Haunted was published by Hodder & Stoughton in 1988, the first in a trilogy featuring the psychic investigator David Ash. Ash, a man who investigates supernatural claims precisely because he does not believe in the supernatural, is invited to Edbrook, a country house where the Mariell family — an elderly aunt and her three grown nephews and niece — claims to be experiencing ghostly phenomena. What Ash discovers is more disturbing than any conventional ghost: the Mariells themselves are the haunting, and the house is a trap designed to exploit Ash’s own buried psychological trauma.
The novel was Herbert’s most disciplined work — a classical ghost story in the tradition of Henry James’s The Turn of the Screw, with a twist ending that reframed everything that had come before.
The David Ash Trilogy
Haunted was followed by The Ghosts of Sleath (1994) and Ash (2012), forming a trilogy.
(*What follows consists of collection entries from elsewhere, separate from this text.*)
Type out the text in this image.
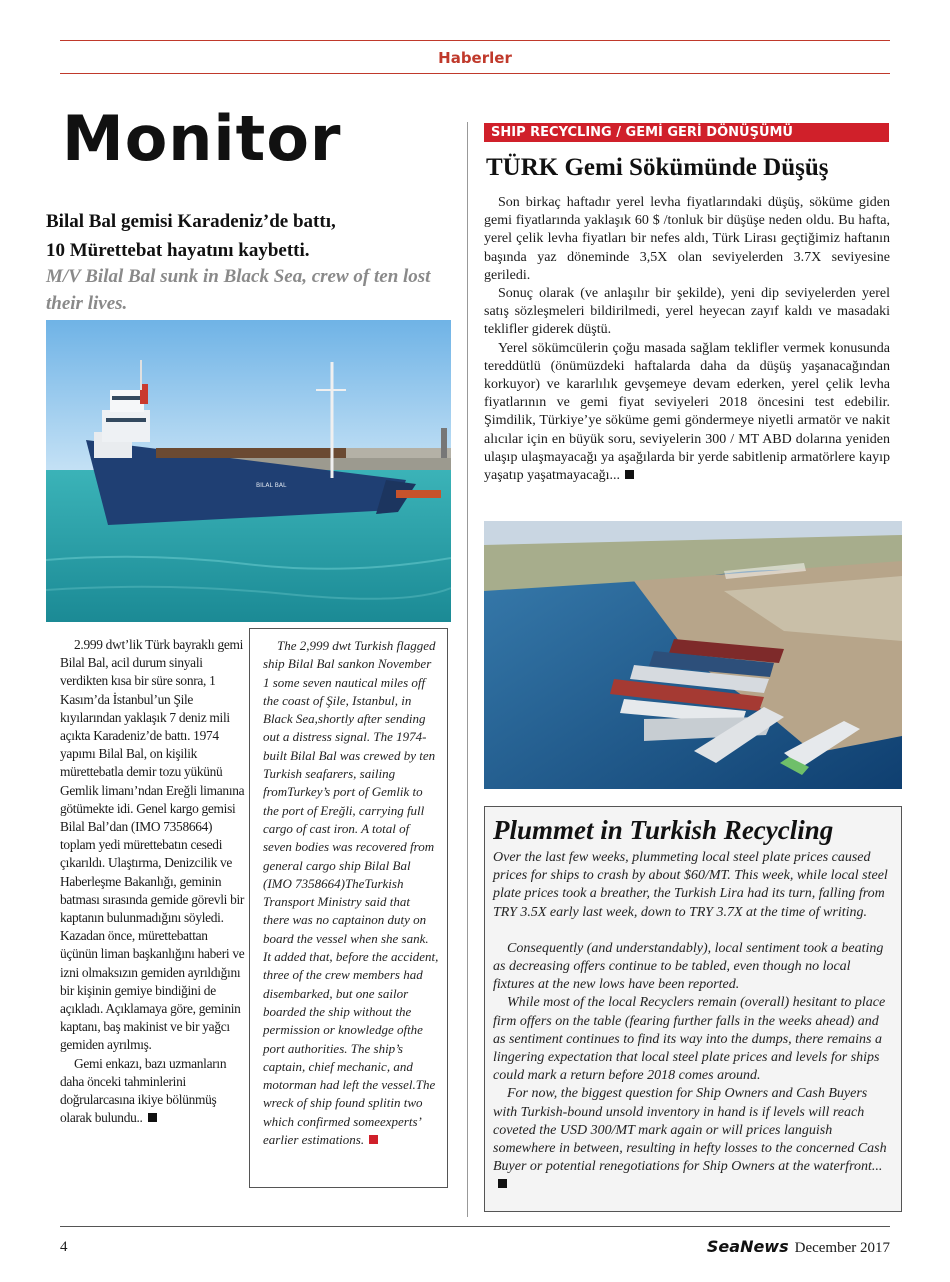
Haberler
Monitor
Bilal Bal gemisi Karadeniz’de battı,
10 Mürettebat hayatını kaybetti.
M/V Bilal Bal sunk in Black Sea, crew of ten lost their lives.
BILAL BAL

2.999 dwt’lik Türk bayraklı gemi Bilal Bal, acil durum sinyali verdikten kısa bir süre sonra, 1 Kasım’da İstanbul’un Şile kıyılarından yaklaşık 7 deniz mili açıkta Karadeniz’de battı. 1974 yapımı Bilal Bal, on kişilik mürettebatla demir tozu yükünü Gemlik limanı’ndan Ereğli limanına götümekte idi. Genel kargo gemisi Bilal Bal’dan (IMO 7358664) toplam yedi mürettebatın cesedi çıkarıldı. Ulaştırma, Denizcilik ve Haberleşme Bakanlığı, geminin batması sırasında gemide görevli bir kaptanın bulunmadığını söyledi. Kazadan önce, mürettebattan üçünün liman başkanlığını haberi ve izni olmaksızın gemiden ayrıldığını bir kişinin gemiye bindiğini de açıkladı. Açıklamaya göre, geminin kaptanı, baş makinist ve bir yağcı gemiden ayrılmış.

Gemi enkazı, bazı uzmanların daha önceki tahminlerini doğrularcasına ikiye bölünmüş olarak bulundu..

The 2,999 dwt Turkish flagged ship Bilal Bal sankon November 1 some seven nautical miles off the coast of Şile, Istanbul, in Black Sea,shortly after sending out a distress signal. The 1974-built Bilal Bal was crewed by ten Turkish seafarers, sailing fromTurkey’s port of Gemlik to the port of Ereğli, carrying full cargo of cast iron. A total of seven bodies was recovered from general cargo ship Bilal Bal (IMO 7358664)TheTurkish Transport Ministry said that there was no captainon duty on board the vessel when she sank. It added that, before the accident, three of the crew members had disembarked, but one sailor boarded the ship without the permission or knowledge ofthe port authorities. The ship’s captain, chief mechanic, and motorman had left the vessel.The wreck of ship found splitin two which confirmed someexperts’ earlier estimations.

SHIP RECYCLING / GEMİ GERİ DÖNÜŞÜMÜ
TÜRK Gemi Sökümünde Düşüş

Son birkaç haftadır yerel levha fiyatlarındaki düşüş, söküme giden gemi fiyatlarında yaklaşık 60 $ /tonluk bir düşüşe neden oldu. Bu hafta, yerel çelik levha fiyatları bir nefes aldı, Türk Lirası geçtiğimiz haftanın başında yaz döneminde 3,5X olan seviyelerden 3.7X seviyesine geriledi.

Sonuç olarak (ve anlaşılır bir şekilde), yeni dip seviyelerden yerel satış sözleşmeleri bildirilmedi, yerel heyecan zayıf kaldı ve masadaki teklifler giderek düştü.

Yerel sökümcülerin çoğu masada sağlam teklifler vermek konusunda tereddütlü (önümüzdeki haftalarda daha da düşüş yaşanacağından korkuyor) ve kararlılık gevşemeye devam ederken, yerel çelik levha fiyatlarının ve gemi fiyat seviyeleri 2018 öncesini test edebilir. Şimdilik, Türkiye’ye söküme gemi göndermeye niyetli armatör ve nakit alıcılar için en büyük soru, seviyelerin 300 / MT ABD dolarına yeniden ulaşıp ulaşmayacağı ya aşağılarda bir yerde sabitlenip armatörlere kayıp yaşatıp yaşatmayacağı...

Plummet in Turkish Recycling

Over the last few weeks, plummeting local steel plate prices caused prices for ships to crash by about $60/MT. This week, while local steel plate prices took a breather, the Turkish Lira had its turn, falling from TRY 3.5X early last week, down to TRY 3.7X at the time of writing.

Consequently (and understandably), local sentiment took a beating as decreasing offers continue to be tabled, even though no local fixtures at the new lows have been reported.

While most of the local Recyclers remain (overall) hesitant to place firm offers on the table (fearing further falls in the weeks ahead) and as sentiment continues to find its way into the dumps, there remains a lingering expectation that local steel plate prices and levels for ships could mark a return before 2018 comes around.

For now, the biggest question for Ship Owners and Cash Buyers with Turkish-bound unsold inventory in hand is if levels will reach coveted the USD 300/MT mark again or will prices languish somewhere in between, resulting in hefty losses to the concerned Cash Buyer or potential renegotiations for Ship Owners at the waterfront...

4	SeaNews December 2017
The Ash character — a rational investigator forced to confront phenomena that defy his scepticism — allowed Herbert to explore the tension between scientific materialism and the possibility of genuine supernatural experience. The 1995 film adaptation starred Aidan Quinn and Kate Beckinsale.
Collecting Haunted
First edition (Hodder & Stoughton, London, 1988): Boards with dust jacket.
Approximate market values:
- Fine in dust jacket: $25–$60
- Very good: $10–$25
Projected values (2026–2036): Moderate appreciation.
Frequently Asked Questions
Was Haunted adapted into a film? Yes. A 1995 film starred Aidan Quinn and Kate Beckinsale. It was directed by Lewis Gilbert and is a reasonably faithful adaptation, retaining the twist ending. The film performed modestly but is considered one of the better Herbert adaptations.